Now, the pump is configured to know that whether you want to flow a volume of 10 litres in 30 seconds or 100 ml in 3 seconds, it will deliver whatever you ask for with negligible error. However, some of this volume won’t get to the desired destination because of a tubing property that leads to errors in delivered gas volumes:
Compliance Volume:
Compliance means that the system expands due to pressure as a fluid moves through it and traps some amount of fluid within said expanded volume, leading to a loss of delivered fluid. This is a function of:
Tubing material;
Tubing length and diameter;
Pressure Resistance in System;
Temperature;
Fluid density and viscosity also affect compliance volume, but these factors are generally part of the resistance pressure in the system. Compliance is non-linear across all its variants listed above (let alone when varying any 2 or more), making predicting exact errors somewhat difficult. Generally, the compliance volume increases logarithmically as the total volume delivered from the pump increases. If the tubing diameter and length remain the same, it becomes stiffer as more gas volume is pumped into the closed system. The rise in pressure in the system increases at a faster rate than the volume expansion resulting in the logarithmic function. On the other hand, increasing the diameter of a tube could exponentially increase its compliance, all other factors remaining constant. And we haven’t even begun considering the effects of temperature. As you can see, trying to model a one size fits all algorithm to predict compliance in a system could get pretty damn complicated.
Respiratory Ventilation:
However, in the medical respiratory industry, many ventilator patient circuit designers use something known as a tubing compliance factor, CT, which is defined in terms of volume per unit of pressure, across the entire range of breath ventilation. The goal here is to then multiply CT by the peak differential pressure reached between the patient circuit and patient lungs to determine the gas volume that is not delivered to the patient lungs and is trapped in the expanded patient circuit. The respirator could then be adjusted to include this lost volume if the clinician determines the volume error is too high to ignore for patient safety. CT is usually calculated by pressurizing the circuit tubing to a particular value, then determining how much volume it took to achieve that pressure. Conversely, sometimes it is determined by increasing the volume in the circuit by a particular amount, and then determining how much pressure was needed to do so.
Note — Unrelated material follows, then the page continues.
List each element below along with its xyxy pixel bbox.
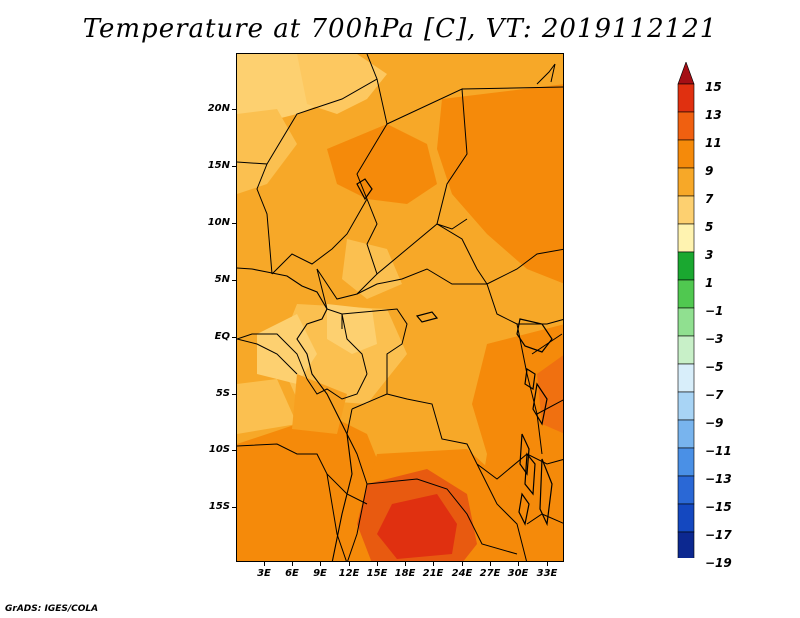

For these respiratory circuits, CT is usually determined using the pressure required to expand a low breath volume. This is because compliance volume would be most dangerous to a patient at low breath volumes since the error could be a significant percentage of the total volume delivered by a respiratory ventilator. This CT is then used to adjust across all different volumes, even though CT would change logarithmically depending on what volume it is calculated at. However, in respiratory ventilation, standards dictate a maximum allowable compliance volume, therefore this change in CT as the delivered volume changes is small and the approximation is sufficient for clinical purposes.
Solution:
The simplest rule in nature: Conservation of Mass, this is the most reliable way to ensure that the flow delivers an accurate volume at the reservoir with each cycle.
Instead of calibrating volume based on targeting a particular flow across the system, the volumes would be targeted based on pressure at the flow target. Given that the gas in the system is air, it can be expected to display the properties of a Newtonian fluid. And even though the volume in the tubing expands because of compliance, the flow is still incompressible. Hence, by ensuring the pressure at the reservoir matches the pressure for a flow targeted for a particular volume at the pump, it can be ensured that the delivered volume is accurate, and compensates for any gas volume trapped in the expanded tubing.
Or simply put, in the diagram, P1 = P2!